Indien de onderhandelingen voorspoedig blijven verlopen, zal het voorstel geagendeerd worden op de Raad voor Concurrentievermogen van 29 mei, met als doel een algemene oriëntatie te bereiken.

Europese e-kaart voor diensten

De twee wetgevende voorstellen ter introductie van een e-kaart voor diensten bevinden zich nog in een prille fase van onderhandeling. De voorstellen beogen het voor dienstverrichters eenvoudiger te maken hun diensten in andere lidstaten aan te bieden, door de administratieve verplichtingen te vereenvoudigen.
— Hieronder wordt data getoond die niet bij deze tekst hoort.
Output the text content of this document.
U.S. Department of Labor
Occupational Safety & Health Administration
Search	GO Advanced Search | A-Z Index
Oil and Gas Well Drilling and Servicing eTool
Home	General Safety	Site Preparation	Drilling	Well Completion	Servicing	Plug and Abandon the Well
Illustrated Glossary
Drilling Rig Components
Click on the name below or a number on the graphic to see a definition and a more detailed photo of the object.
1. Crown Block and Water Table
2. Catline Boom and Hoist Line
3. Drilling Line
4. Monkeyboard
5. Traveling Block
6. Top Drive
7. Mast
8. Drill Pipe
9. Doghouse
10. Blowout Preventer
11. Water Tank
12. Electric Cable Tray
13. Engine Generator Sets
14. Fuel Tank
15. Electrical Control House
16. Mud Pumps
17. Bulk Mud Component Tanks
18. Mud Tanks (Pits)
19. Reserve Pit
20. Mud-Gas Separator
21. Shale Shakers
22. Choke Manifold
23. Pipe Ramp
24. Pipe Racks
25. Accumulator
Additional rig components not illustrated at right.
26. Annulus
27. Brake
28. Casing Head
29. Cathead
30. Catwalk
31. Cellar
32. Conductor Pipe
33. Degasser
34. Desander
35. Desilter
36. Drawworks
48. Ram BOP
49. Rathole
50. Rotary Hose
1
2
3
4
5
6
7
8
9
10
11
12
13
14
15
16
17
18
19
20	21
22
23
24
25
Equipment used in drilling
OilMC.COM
Lidstaten gebruiken de raadswerkgroepen om hun vragen rond de teksten onder de aandacht te brengen, met name als het gaat om de uitvoeringslasten voor overheden in verhouding tot de baten voor het bedrijfsleven.

Nederland onderzoekt de mogelijkheden om, in nauwe samenwerking met gelijkgestemde lidstaten en in lijn met het BNC-fiche, de impact van de e-kaart te vergroten zonder dat dit tot buitensporige uitvoeringslasten leidt.

De onderhandelingen over de e-kaart zullen onder het komende Estse Voorzitterschap voortgezet worden.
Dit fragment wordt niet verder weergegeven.